Nuclear power has had a controversy attached to it since its earliest days, and this is fuelled by the often public perception that an accident at a nuclear power station is equivalent to dropping a nuclear bomb on a nation. It isn’t, but that’s not to say things couldn’t be as destructive in an invisible way. Radiation is a silent killer, and the lack of understanding by the general public fuels (no pun intended) the misconceptions. I know relatively little about the process of nuclear fusion, but perhaps that awareness of how little I know is the incentive to become fully aware.
What’s been horribly captivating recently is the triple whammy Japan suffered, and the magnificent resiliance human beings can show when against such odds. First an earthquake, second a tsunami, and third a nuclear accident. Obviously the latter two were caused by the earthquake, which has now become the most documented earthquake in history. The findings from this increased study may benefit us all, but with regard to the Fukashima nuclear power station, I’m not sure having nuclear power on an island like Japan is ever going to be as safe as, say, in Britain. The British Isles may well be an island nation, and therefore any station isn’t going to be far from the sea, but then again the UK is extremely unlikely to suffer an earthquake of Japanese magnitude, let alone a tsunami. It makes practical sense to build a nuclear power station next to water, incidentally, so you have plenty of liquid for cooling purposes. However, in Japan, no coastline is going to be very far from the so called Pacific ‘Ring of fire’. Japan is near the joining of several tectonic plates, and if you put your faith in nuclear power, you do so in full knowledge of risks outside of the power plant. Nature can often throw a huge spanner into the works, or to be precise, the earth opening up, followed by a wall of ocean.
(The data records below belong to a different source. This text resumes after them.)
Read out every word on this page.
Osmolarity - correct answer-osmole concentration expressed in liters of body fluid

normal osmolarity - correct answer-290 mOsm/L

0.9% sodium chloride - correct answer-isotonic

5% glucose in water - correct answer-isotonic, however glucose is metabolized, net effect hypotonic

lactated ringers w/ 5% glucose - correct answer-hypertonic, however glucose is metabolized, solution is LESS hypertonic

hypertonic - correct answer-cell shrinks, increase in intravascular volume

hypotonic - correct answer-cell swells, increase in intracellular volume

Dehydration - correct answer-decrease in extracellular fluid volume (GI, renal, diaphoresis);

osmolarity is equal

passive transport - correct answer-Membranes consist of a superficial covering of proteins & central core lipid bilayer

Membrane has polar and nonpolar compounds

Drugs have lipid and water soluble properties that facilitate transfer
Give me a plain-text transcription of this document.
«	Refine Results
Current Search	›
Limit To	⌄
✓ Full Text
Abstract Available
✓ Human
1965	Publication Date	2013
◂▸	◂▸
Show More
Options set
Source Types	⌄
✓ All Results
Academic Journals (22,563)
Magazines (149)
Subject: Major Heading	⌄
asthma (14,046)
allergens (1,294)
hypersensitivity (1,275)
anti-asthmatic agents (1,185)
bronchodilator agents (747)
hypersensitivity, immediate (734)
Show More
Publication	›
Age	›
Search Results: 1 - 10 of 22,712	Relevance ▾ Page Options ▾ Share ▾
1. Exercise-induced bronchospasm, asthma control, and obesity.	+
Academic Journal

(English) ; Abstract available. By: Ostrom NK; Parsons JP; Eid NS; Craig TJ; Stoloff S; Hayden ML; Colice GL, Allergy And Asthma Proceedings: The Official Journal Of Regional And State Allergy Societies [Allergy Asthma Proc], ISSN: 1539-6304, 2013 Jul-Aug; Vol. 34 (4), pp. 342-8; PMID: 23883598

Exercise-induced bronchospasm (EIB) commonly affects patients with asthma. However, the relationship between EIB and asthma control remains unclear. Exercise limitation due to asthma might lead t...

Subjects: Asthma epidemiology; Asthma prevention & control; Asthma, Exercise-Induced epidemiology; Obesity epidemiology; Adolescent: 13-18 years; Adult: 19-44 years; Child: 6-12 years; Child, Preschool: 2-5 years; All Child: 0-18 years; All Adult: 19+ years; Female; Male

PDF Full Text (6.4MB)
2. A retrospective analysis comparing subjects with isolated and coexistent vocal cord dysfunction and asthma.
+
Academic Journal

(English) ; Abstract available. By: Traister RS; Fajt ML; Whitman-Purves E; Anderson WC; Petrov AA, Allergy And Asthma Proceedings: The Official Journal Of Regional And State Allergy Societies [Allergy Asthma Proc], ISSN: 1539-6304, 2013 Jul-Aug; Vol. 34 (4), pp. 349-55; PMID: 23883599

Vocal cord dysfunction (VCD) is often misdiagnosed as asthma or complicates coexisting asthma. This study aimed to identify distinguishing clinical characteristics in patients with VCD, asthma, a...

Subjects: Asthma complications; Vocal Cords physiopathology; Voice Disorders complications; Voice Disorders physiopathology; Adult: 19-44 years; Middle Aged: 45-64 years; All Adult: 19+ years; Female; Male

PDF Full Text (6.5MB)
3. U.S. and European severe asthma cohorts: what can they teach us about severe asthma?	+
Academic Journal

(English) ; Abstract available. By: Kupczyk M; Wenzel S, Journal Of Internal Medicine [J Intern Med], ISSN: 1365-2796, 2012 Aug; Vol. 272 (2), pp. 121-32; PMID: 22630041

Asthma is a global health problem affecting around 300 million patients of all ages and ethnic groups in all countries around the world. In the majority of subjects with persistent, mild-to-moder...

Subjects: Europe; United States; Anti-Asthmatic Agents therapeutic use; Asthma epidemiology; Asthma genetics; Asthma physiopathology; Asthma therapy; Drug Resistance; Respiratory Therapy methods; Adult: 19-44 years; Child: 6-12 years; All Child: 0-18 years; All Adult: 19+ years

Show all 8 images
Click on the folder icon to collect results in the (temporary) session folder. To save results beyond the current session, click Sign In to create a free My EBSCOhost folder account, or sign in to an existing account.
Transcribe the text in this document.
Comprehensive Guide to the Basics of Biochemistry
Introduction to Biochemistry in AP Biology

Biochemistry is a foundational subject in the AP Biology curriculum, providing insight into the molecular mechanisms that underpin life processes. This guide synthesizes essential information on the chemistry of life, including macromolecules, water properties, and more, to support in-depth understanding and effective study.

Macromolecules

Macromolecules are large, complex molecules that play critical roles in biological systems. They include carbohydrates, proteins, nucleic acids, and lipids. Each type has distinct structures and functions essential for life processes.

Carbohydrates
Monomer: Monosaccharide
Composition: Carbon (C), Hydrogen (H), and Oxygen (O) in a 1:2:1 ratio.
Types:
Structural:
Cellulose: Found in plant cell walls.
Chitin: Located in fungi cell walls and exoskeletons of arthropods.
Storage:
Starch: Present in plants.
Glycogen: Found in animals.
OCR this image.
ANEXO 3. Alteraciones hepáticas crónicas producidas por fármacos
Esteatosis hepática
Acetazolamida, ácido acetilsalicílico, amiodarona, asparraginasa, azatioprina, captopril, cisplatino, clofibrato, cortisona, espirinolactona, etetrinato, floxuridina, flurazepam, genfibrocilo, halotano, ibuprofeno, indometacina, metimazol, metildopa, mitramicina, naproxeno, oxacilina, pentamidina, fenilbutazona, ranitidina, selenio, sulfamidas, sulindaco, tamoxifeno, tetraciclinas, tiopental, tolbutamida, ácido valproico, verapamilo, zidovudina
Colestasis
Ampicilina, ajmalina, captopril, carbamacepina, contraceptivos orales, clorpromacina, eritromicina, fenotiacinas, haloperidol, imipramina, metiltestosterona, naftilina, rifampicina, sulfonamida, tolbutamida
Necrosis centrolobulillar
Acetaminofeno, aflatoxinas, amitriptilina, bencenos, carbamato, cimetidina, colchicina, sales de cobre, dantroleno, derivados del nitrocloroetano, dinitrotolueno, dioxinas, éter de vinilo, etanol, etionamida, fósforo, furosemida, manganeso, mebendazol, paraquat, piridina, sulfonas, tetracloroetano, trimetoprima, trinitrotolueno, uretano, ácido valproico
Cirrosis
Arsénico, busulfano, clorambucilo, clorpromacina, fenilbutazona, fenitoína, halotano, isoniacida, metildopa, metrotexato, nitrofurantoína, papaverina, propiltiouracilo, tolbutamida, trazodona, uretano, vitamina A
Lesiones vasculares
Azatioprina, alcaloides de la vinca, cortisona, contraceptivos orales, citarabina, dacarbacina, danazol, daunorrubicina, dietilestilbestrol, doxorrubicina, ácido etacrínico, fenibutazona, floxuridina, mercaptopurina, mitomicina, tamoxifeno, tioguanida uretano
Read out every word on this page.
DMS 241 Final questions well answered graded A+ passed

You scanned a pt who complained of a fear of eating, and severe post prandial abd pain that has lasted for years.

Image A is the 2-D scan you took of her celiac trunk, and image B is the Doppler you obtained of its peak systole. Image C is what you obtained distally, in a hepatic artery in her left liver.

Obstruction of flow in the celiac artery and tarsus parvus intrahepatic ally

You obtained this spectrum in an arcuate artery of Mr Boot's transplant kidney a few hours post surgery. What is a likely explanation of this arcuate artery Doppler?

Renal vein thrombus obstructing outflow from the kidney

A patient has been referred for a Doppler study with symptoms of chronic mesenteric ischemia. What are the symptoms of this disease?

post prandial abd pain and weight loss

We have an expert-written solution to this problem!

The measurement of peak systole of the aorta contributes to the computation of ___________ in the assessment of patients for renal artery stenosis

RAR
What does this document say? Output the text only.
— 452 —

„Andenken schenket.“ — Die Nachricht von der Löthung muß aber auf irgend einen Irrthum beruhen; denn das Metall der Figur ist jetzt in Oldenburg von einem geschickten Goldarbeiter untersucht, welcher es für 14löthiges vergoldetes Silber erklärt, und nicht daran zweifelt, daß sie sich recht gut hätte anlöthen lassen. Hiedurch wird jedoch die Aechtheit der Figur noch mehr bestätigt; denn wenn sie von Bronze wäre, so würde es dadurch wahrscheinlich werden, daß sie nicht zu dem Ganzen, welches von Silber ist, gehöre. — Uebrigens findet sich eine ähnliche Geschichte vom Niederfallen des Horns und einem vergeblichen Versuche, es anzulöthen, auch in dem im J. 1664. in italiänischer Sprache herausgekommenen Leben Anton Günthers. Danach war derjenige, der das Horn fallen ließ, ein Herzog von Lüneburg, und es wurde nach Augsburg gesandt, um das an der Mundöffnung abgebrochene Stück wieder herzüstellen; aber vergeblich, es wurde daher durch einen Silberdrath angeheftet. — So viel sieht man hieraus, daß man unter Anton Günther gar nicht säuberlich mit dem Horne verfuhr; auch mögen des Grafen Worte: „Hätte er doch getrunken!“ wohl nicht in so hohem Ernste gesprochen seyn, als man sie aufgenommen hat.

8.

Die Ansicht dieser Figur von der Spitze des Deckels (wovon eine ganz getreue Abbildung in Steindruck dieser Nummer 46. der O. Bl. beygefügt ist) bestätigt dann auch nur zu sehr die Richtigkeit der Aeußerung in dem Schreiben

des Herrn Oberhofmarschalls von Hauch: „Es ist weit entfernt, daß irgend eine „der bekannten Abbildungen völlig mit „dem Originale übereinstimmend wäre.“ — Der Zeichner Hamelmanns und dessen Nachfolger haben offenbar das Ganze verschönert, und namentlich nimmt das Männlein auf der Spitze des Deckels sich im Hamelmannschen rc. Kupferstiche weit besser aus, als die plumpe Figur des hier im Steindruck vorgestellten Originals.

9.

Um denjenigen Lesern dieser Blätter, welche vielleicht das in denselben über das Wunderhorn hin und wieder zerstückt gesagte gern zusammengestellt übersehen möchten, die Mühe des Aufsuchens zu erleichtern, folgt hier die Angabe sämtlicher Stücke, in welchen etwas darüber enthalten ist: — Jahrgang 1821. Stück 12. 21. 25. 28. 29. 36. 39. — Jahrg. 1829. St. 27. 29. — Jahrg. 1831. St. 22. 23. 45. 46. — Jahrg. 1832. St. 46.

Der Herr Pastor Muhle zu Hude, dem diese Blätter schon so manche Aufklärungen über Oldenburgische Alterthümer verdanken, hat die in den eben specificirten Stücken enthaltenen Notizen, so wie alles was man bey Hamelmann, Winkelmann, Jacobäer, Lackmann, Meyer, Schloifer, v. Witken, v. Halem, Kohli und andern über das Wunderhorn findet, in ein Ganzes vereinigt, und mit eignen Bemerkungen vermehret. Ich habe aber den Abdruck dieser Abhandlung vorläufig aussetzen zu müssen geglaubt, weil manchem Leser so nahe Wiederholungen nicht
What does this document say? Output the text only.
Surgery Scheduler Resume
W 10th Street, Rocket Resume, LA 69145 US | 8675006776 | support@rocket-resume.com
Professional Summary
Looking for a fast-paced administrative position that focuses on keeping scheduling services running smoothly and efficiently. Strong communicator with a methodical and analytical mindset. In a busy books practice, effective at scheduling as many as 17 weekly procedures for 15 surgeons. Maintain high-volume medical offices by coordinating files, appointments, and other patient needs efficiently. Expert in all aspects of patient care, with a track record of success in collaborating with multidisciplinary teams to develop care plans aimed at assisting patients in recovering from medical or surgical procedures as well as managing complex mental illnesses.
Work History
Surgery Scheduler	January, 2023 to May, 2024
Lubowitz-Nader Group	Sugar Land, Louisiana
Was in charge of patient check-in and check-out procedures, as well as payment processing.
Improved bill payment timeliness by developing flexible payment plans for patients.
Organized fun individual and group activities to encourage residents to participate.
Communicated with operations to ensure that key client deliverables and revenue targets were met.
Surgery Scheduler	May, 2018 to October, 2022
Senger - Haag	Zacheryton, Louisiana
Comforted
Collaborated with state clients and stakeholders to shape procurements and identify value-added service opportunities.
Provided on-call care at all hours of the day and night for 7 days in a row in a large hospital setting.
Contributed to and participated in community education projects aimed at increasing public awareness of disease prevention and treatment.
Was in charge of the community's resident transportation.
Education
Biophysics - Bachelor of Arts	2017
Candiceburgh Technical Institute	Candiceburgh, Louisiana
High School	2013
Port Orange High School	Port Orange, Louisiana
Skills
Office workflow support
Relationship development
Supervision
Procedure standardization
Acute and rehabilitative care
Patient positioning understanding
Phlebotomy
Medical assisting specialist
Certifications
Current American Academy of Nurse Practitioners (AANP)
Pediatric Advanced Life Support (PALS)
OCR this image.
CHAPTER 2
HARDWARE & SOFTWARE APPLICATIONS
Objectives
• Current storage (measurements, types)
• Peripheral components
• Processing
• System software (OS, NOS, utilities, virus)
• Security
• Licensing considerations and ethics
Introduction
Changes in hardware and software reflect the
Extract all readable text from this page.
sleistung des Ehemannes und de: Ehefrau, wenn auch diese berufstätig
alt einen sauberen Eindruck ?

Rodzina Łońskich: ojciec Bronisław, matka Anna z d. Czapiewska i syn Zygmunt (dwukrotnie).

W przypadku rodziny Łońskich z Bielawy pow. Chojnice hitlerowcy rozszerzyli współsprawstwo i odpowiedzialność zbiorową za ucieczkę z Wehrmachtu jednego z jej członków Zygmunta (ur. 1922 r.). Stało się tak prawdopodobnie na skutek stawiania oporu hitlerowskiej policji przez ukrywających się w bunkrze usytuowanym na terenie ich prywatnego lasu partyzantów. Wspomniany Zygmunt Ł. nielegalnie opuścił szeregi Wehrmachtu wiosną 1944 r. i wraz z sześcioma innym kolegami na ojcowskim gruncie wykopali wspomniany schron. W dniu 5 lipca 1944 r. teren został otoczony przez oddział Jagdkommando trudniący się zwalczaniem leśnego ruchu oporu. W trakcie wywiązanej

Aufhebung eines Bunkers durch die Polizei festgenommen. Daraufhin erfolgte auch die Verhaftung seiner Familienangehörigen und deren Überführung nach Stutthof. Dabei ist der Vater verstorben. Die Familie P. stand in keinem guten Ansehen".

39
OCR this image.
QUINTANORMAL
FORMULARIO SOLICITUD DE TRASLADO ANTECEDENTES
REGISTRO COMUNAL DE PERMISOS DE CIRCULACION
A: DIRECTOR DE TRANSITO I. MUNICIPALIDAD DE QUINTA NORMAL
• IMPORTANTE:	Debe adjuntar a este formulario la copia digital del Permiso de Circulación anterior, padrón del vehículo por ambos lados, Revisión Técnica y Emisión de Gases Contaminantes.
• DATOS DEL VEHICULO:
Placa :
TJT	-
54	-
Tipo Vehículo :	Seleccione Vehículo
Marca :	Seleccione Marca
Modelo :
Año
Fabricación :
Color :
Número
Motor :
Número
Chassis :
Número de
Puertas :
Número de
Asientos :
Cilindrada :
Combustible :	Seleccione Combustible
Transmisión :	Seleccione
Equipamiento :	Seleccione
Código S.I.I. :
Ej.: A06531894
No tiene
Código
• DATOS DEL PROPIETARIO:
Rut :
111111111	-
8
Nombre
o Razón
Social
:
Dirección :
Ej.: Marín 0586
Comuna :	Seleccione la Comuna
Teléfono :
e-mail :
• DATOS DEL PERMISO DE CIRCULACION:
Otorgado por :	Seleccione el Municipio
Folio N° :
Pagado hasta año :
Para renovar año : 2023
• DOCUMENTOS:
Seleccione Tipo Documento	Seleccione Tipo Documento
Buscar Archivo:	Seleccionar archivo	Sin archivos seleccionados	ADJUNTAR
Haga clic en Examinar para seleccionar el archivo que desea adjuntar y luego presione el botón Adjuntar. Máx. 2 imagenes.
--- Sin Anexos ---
Japan’s relationship with the nuclear dream fascinates me because the island has such a fraut history with radiation and nuclear fall-out. The Horoshima and Negasaki bombs remain the only nuclear devices deliberately dropped on a nation, and don’t we all hope that remains the case. Yet the Japanese creative media almost gloried in the destructive possibility of the atom. The far -fetched possibilities of the atomic age could be seen in the likes of Godzilla and the more destructive of the Manga plots. Imagination can take one’s mind from the reality, which can be a comforting thing if you don’t go there all the time. Easier to be more comfortable with the dark side of the atom if it means we get the entertainment of a forty story tall Iguana wrestling with a giant moth in the streets of Tokyo.
The rebuilding of the nation after the 11th March 2011 earthquake and tsunami will take time, and hearts and minds go out to those affected by the disaster. But as their long history of individuality can testify, the Japanese can be nothing but surprising. In custom, creed, creative styles and sartorical expression, they remain an island of great fascination to the West. They lead the way in technological advancement, while having a legacy ofen untouched by the rest of the world. Japan has survived before, with or without help. In triumphing over adversity we may yet see another example of a very human story, done in a very Japanese way.